An article from Lloyds List, September 2016
Are you an accredited person not working for a brokerage that has an Approved Arrangement with DAWR? Then read on as you’re probably at risk.
In lodging an import declaration in the ICS there has in the past been two questions for the broker to answer. The first was whether the brokerage had an approved arrangement with DAWR. The second was whether the broker was accredited under the NCCC / AEPCOM Scheme(s). In house programmes such as EDI CargoWise and Expedient just required lodgement and answers may have been pre-set.
I imagine that about the time of the replacement of Compliance Agreements by Approved Arrangements the first question was dropped in the ICS and the second question only was asked, viz is the broker an accredited person.
According to the online version of the Approved Arrangements Glossary an accredited person is “A person who has successfully completed specified training approved by the Department of Agriculture and Water Resources”. No updates have been provided to industry that the publication is incorrect or has changed.
In FTA’s well attended CPD session in Sydney last week DAWR advised in passing that an accredited person was someone who was BOTH accredited under the relevant Scheme AND worked for a brokerage that held an Approved Arrangement with DAWR. This apparently unannounced change should be of huge concern to any broker working for a company that has not renewed their compliance agreement. I understand about 25% of brokerages that formerly held a Compliance Agreement with DAWR have not as yet taken up an Approved Arrangement. Given that the cost of $2,900 is the same for a small one person company as it is for a large multinational it can be expected that many of this 25% has chosen not to do so.
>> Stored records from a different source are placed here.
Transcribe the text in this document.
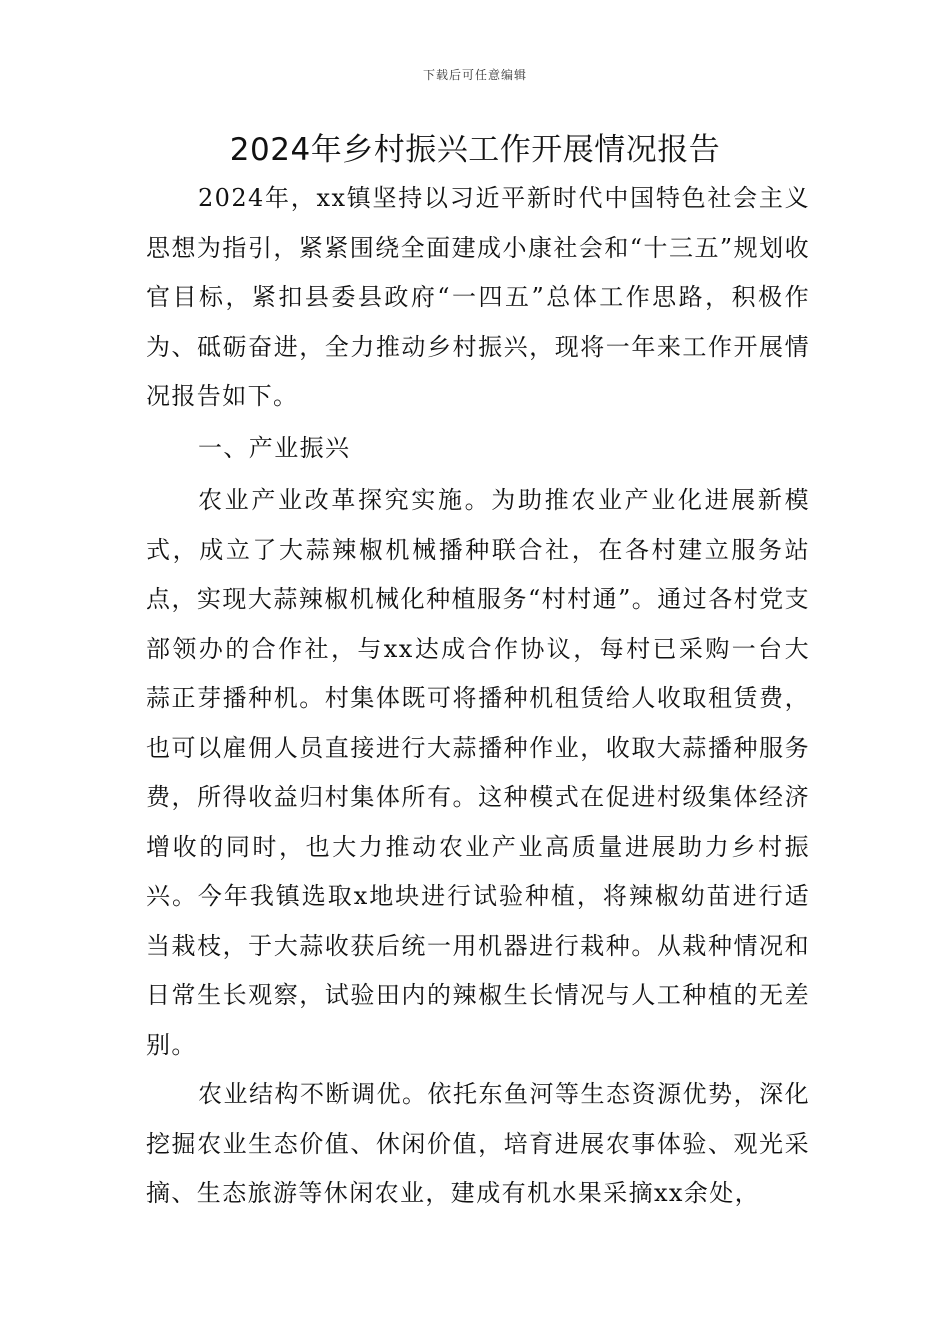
下载后可任意编辑
2024年乡村振兴工作开展情况报告

2024年，xx镇坚持以习近平新时代中国特色社会主义思想为指引，紧紧围绕全面建成小康社会和“十三五”规划收官目标，紧扣县委县政府“一四五”总体工作思路，积极作为、砥砺奋进，全力推动乡村振兴，现将一年来工作开展情况报告如下。

一、产业振兴

农业产业改革探究实施。为助推农业产业化进展新模式，成立了大蒜辣椒机械播种联合社，在各村建立服务站点，实现大蒜辣椒机械化种植服务“村村通”。通过各村党支部领办的合作社，与xx达成合作协议，每村已采购一台大蒜正芽播种机。村集体既可将播种机租赁给人收取租赁费，也可以雇佣人员直接进行大蒜播种作业，收取大蒜播种服务费，所得收益归村集体所有。这种模式在促进村级集体经济增收的同时，也大力推动农业产业高质量进展助力乡村振兴。今年我镇选取x地块进行试验种植，将辣椒幼苗进行适当栽枝，于大蒜收获后统一用机器进行栽种。从栽种情况和日常生长观察，试验田内的辣椒生长情况与人工种植的无差别。

农业结构不断调优。依托东鱼河等生态资源优势，深化挖掘农业生态价值、休闲价值，培育进展农事体验、观光采摘、生态旅游等休闲农业，建成有机水果采摘xx余处，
I wrote the broker update training for CBFCA and in the extensive research I undertook prior to writing it and in the list of changes provided by DAWR, no mention was made of this critical change in definition.
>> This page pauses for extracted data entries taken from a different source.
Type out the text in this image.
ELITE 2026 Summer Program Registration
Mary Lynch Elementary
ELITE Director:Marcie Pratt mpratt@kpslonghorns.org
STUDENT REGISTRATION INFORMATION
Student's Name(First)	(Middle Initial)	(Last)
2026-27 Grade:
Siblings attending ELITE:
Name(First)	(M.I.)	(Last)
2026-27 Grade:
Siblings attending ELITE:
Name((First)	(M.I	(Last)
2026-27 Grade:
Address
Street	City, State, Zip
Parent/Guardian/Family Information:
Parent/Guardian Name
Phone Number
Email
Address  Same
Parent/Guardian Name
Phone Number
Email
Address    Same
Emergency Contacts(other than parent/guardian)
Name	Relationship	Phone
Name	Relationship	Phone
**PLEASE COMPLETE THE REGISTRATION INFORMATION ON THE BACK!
It’s not unreasonable for a broker answering this question to expect that a brokerage for which he works that has an Approved Arrangement with DAWR would be recognised in the ICS, but this appears not to be the case. What is the impact upon brokers who have correctly answered that they are accredited (not having been advised otherwise)) but no longer work for a company with an Approved Arrangement, which as we have been advised is about 25% of the total of companies that formerly held Compliance Agreements? Section 243T must be a concern, although the apparent failure of DAWR to notify of the change may provide a defence.
DAWR’s compliance monitoring strategy is risk based. This means that the department focus its attention on areas where there is an identified biosecurity risk or high probability of a biosecurity risk. A broker answering a question for a metro delivery that doesn’t require an AIMS entry probably wouldn’t be surprised. I have heard brokers discussing that their intent in other circumstances was to continue to lodge at the counter. It wasn’t a surprise therefore when DAWR recently announced they were closing this facility.
In the development of the update course the primary concern was always that DAWR would neglect to advise industry of changes. Their initial suggestion that industry could check the Scheme’s documents on line each time a lodgement was made was rapidly discounted. An agreement was made that DAWR would advise the RTOs of changes so that they could be built into their CPD / CBC updates. It appears that here we are in the very beginning of the new Scheme and already a major lack of communication has occurred.
I’ve no idea whether the software providers have allowed for this in their updates but recommend it be checked if the brokerage has chosen not to take up an Approved Arrangement. Most if not all such decisions to not take up an Approved Arrangement, despite having held a Compliance Agreement, appear to have been because of the cost.
And let’s not get me started on the lack of industry consultation there actually was in the imposition of these fees. Announcing something and upholding it despite objections from industry is not consultation. A fee based upon number of Compliance Agreements divided by DAWR costs, for a Scheme whose inception was to save DAWR costs, is unfair to any but holders of multiple such agreements such as the multinational freight forwarders. Neither is it properly reflective of cost recovery principles required by government. In many brokers’ opinion a fee on the FID that could be passed through to clients remains the fairest solution.